The “16x3” format arguably works better with only group winners advancing. But that would leave total matches unchanged at 64.
Infantino also wants to create fervor in the extra countries which would qualify.
In the short-term, competing national teams attract more sponsors. The long-term goal is appealing to more young people who are the future players, fans and officials.
Expect to hear much FIFA talk of helping the next Costa Rica or Iceland - feelgood stories at the 2014 World Cup and Euro 2016 - by inviting 16 more teams to the party.
A near-consensus is growing around the “16x3” option revealed just one month ago.
All 80 games would be played in exclusive time slots. That’s more hours of TV exposure for sponsors and sales time for broadcasters in the same 32-day tournament period.
By advancing two teams from each group, a Round of 32 ensures most teams still play at least three matches.
FIFA’s own analysis predicts this format will raise revenue by 20 percent from the equivalent $5.5 billion forecast from the 2018 World Cup in Russia.
The flaw for purists is planning for penalty shootouts to settle drawn group matches. If each game has a “winner” that guards against teams colluding on a mutually favorable result in the last group games.
Previously, Infantino suggested an opening playoff round of 16 matches to decide who would join 16 seeded teams in a traditional 32-team group phase.
That was unacceptable to many FIFA members federations who said “one-and-done” teams were not part of a real World Cup.

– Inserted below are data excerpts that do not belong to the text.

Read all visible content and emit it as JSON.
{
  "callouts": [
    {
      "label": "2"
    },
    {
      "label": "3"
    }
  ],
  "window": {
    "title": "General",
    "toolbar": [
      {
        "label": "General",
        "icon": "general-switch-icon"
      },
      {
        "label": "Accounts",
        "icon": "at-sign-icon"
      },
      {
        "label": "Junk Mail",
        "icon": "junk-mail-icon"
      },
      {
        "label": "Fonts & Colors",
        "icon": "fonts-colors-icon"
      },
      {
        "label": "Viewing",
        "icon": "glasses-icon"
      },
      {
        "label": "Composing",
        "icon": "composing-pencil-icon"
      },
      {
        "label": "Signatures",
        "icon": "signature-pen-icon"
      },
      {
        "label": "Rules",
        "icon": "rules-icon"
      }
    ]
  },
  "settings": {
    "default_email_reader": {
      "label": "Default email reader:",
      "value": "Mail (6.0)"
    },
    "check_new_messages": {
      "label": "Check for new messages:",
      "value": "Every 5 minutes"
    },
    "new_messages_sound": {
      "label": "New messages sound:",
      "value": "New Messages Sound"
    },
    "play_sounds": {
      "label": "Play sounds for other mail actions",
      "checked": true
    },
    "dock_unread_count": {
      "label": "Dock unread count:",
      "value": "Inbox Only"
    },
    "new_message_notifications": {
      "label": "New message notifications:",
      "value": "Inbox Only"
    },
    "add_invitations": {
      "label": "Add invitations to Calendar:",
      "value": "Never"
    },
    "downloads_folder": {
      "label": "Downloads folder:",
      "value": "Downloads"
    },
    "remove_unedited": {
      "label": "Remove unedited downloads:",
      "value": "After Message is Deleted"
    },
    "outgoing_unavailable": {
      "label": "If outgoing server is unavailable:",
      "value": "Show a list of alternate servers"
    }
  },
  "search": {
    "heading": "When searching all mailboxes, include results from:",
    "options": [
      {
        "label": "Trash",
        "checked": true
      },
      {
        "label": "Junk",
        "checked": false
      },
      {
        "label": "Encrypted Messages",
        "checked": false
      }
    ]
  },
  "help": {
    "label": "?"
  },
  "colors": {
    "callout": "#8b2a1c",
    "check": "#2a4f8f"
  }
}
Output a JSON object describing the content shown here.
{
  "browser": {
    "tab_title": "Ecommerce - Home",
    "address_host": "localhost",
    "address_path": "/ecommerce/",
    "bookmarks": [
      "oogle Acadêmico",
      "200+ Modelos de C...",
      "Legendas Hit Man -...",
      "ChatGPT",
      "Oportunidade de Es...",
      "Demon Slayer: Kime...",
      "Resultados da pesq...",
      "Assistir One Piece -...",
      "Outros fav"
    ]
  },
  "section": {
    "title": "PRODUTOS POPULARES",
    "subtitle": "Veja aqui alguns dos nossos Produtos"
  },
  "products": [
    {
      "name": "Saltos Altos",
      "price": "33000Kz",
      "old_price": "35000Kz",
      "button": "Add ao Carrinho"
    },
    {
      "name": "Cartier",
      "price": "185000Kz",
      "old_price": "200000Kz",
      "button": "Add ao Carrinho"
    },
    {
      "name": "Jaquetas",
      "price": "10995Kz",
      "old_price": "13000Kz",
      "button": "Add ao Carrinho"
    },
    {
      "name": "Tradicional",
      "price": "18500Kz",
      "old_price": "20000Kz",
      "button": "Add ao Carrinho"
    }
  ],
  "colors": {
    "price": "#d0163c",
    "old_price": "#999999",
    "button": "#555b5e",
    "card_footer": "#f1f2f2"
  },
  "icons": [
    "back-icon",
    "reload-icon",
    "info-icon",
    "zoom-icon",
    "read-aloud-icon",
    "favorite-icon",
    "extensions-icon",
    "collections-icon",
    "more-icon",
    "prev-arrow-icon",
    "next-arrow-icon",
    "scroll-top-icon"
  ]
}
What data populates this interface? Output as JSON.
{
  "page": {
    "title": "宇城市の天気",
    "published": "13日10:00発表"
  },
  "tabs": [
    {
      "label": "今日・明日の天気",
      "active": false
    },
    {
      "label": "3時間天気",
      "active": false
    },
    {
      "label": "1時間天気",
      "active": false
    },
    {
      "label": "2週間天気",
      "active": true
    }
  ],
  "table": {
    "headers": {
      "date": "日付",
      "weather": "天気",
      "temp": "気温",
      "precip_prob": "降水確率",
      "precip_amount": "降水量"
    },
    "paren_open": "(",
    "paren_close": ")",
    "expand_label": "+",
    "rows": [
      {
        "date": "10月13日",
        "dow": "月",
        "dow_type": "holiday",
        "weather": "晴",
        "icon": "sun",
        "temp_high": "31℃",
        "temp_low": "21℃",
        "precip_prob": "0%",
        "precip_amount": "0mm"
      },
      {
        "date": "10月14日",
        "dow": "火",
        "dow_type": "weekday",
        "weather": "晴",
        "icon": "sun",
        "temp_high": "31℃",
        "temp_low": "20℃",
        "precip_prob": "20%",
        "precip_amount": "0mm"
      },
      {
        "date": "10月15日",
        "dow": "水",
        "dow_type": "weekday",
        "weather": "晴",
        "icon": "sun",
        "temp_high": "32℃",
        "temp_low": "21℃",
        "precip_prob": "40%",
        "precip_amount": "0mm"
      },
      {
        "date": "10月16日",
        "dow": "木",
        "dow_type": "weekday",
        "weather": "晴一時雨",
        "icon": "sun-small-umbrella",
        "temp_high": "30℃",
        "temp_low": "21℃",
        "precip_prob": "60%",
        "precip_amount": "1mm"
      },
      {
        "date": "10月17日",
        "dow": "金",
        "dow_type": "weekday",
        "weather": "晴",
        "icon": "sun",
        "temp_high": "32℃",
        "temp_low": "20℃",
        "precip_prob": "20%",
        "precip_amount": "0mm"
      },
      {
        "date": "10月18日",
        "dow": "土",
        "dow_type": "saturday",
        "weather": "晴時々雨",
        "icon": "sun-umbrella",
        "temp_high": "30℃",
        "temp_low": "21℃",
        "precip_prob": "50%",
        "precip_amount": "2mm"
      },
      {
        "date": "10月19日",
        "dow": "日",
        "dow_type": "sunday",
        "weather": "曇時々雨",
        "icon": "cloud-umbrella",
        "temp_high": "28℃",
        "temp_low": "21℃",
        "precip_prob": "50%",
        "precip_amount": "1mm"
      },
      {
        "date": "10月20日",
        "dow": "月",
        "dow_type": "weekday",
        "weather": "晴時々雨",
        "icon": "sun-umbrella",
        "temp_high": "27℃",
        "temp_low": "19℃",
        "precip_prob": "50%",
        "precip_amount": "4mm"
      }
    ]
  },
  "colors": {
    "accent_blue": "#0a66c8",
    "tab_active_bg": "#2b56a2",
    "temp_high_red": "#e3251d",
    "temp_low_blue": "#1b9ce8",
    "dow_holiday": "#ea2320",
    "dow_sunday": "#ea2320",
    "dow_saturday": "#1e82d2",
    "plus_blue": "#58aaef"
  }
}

It also would stretch the tournament to 39 days.
Infantino’s plan from one year ago is now almost friendless.
Either of two options, 10 groups of four teams or eight five-team groups, gives lopsided or weak match schedules, FIFA judged.
In “10x4,” only 76 matches are played and only six group runners-up advance from a muddled tiebreaker process to a Round of 16.
In “8x5,” the 88 matches include meaningless ones in a flabby group phase ripe for collusion. Also, the four semifinalists would play eight matches and that workload is unacceptable to European clubs releasing employees to national-team duty.
PROVEN 32-TEAM FORMAT
Why fix something that is not broken? Germany, the defending champion, has publicly asked this question.
The 32-team format and perfect 64-match bracket has worked well since being introduced at the 1998 World Cup in France (where Europe had 15 teams).
FIFA acknowledged that it produces the best soccer - “the highest absolute quality” of games pitting high-ranked teams against each other.
Recall that former winners Italy, England and Uruguay were drawn in the same 2014 World Cup group - and yet Costa Rica finished top.
Still, enough of FIFA’s 211 members want change and their chance to play.
WHO WILL PLAY?
A big question is likely not being resolved Tuesday.
FIFA has yet to announce exactly how many entry slots each of six confederations would get for their own qualifying program.
Quotas for a 40-team World Cup were proposed in December 2015 by a FIFA advisory group that included Infantino, then UEFA’s general secretary.
Some saw a cynical move to sweeten skeptical FIFA voters who were being asked to vote through modernizing and anti-corruption reforms on the same day they picked a new president.
Then, assuming a single host nation would get automatic entry, the proposal for sharing 39 qualifying slots was: Europe 14; Africa 7; Asia 6; South America 5; North, Central America and Caribbean 5; Oceania 1; plus a final slot awarded “based on sporting merits using a method yet to be defined.”
Going from 40 to 48 can add at least one more from each continent.
Who could those new teams be?
On current form, maybe Wales and Panama, Congo and Burkina Faso, Uzbekistan and Oman, will bring something new to the 2026 World Cup.